Chickpea and Spinach Dhal. Make this quick and easy dhal with just four ingredients: chickpeas, spinach, coconut cream and aubergine pickle. Cooking the chickpeas, lentils and oats with coconut milk makes this vegan dhal extra creamy and filling. It's an easy to make meat-free dish that's high in fibre and full of protein.
A deliciously easy dahl made with lentils, a store-cupboard favourite.
Make your own tasty flatbreads using chickpea flour and save money on pre-packaged store-bought ones.
Scatter the coriander over the dhal and serve with the flatbreads, reserved spinach and lemon wedges on the side.
You can cook Chickpea and Spinach Dhal using 10 ingredients and 10 steps. Here is how you achieve that.
Ingredients of Chickpea and Spinach Dhal
- Prepare 250 grams of red lentils.
- You need 1 of onion.
- Prepare 1 clove of garlic.
- You need 400 grams of tin chickpeas.
- Prepare 400 ml of reduced fat coconut milk.

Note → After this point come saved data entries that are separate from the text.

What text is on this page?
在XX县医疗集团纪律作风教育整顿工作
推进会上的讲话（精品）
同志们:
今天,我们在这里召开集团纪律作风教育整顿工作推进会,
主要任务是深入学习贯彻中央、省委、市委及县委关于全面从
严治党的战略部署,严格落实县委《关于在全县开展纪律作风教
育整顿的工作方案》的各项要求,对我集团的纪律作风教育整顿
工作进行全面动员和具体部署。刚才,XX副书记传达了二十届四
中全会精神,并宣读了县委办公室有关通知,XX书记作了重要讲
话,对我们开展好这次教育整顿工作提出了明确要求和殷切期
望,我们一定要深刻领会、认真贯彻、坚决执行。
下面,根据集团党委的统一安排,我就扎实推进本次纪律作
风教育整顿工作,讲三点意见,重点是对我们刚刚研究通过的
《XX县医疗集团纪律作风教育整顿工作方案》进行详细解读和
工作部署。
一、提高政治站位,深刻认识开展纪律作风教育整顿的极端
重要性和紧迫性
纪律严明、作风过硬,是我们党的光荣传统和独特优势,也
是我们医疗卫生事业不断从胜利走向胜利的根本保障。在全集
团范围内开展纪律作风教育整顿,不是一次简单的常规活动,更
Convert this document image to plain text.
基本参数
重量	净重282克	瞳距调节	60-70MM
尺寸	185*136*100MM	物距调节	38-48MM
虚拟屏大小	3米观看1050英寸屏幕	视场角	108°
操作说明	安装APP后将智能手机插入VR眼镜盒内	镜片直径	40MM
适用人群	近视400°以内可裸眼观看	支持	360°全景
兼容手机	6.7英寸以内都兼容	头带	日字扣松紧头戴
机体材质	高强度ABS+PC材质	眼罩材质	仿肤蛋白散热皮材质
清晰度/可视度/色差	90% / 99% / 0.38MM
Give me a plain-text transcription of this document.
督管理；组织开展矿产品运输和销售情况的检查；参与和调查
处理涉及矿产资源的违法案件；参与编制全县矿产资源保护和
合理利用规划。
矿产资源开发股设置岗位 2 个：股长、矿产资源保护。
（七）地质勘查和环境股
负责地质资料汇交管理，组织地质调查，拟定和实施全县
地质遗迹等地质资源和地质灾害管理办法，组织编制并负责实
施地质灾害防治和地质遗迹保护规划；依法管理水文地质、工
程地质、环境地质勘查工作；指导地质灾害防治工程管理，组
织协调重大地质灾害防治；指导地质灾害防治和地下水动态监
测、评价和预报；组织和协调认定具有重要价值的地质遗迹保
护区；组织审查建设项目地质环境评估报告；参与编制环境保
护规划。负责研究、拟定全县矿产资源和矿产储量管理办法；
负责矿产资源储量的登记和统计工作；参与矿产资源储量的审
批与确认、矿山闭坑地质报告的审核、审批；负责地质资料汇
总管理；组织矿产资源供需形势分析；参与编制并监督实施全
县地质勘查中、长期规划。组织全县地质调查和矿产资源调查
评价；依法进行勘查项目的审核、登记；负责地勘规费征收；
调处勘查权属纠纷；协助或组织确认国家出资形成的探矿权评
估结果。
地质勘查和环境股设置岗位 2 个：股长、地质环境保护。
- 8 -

- Prepare 200 grams of spinach.
- It's 1 of lemon.
- It's 2 of naan bread.
- It's 1 tbsp of vegetable oil.
- Prepare 5 tbsp of tikka curry paste.
Make this quick and easy dhal with just four ingredients: chickpeas, spinach, coconut cream and aubergine pickle. This article is the chickpea, spinach, and lentil-based solution to the last of these occurrences. Once the curry has fully reduced, the lentils and chickpeas are cooked, and the spinach has wilted, turn off the heat. If the lentils or chickpeas still aren't fully cooked, add some more water and.
Chickpea and Spinach Dhal instructions
- Rinse and drain lentils.
- Heat oil in large sauce pan and add chopped onion and finely chopped garlic clove for a minute..
- Stir in tikka paste and cook for a further minute..
- Add lentils and drained chickpeas.
- Add coconut milk.
- Fill coconut milk can with water and add as the curry cooks ensuring its neither too runny or too thick..
- Let cook on medium heat for about 30 mins until lentils are done and add water as required.
- Stir in spinach and cook for 2 to 3 minutes.
- Squeeze in juice from lemon.
- Serve with cooked naan.
Catalan chickpeas and spinach is one of my favorite classic tapas here in Barcelona. If you ever find yourself in Barcelona, there's a tiny little tapas joint around the corner. There's a reason why Arnold Schwarzenegger says you can grow muscle the vegetarian way. Chickpeas are prized on their high-protein vitamin-packed goodness: they're a great source of vitamin K, folate, phosphorus, zinc, copper, manganese. The great thing about this Spinach Chickpea and Quinoa Salad is that it holds up extremely well in the fridge and is super versatile.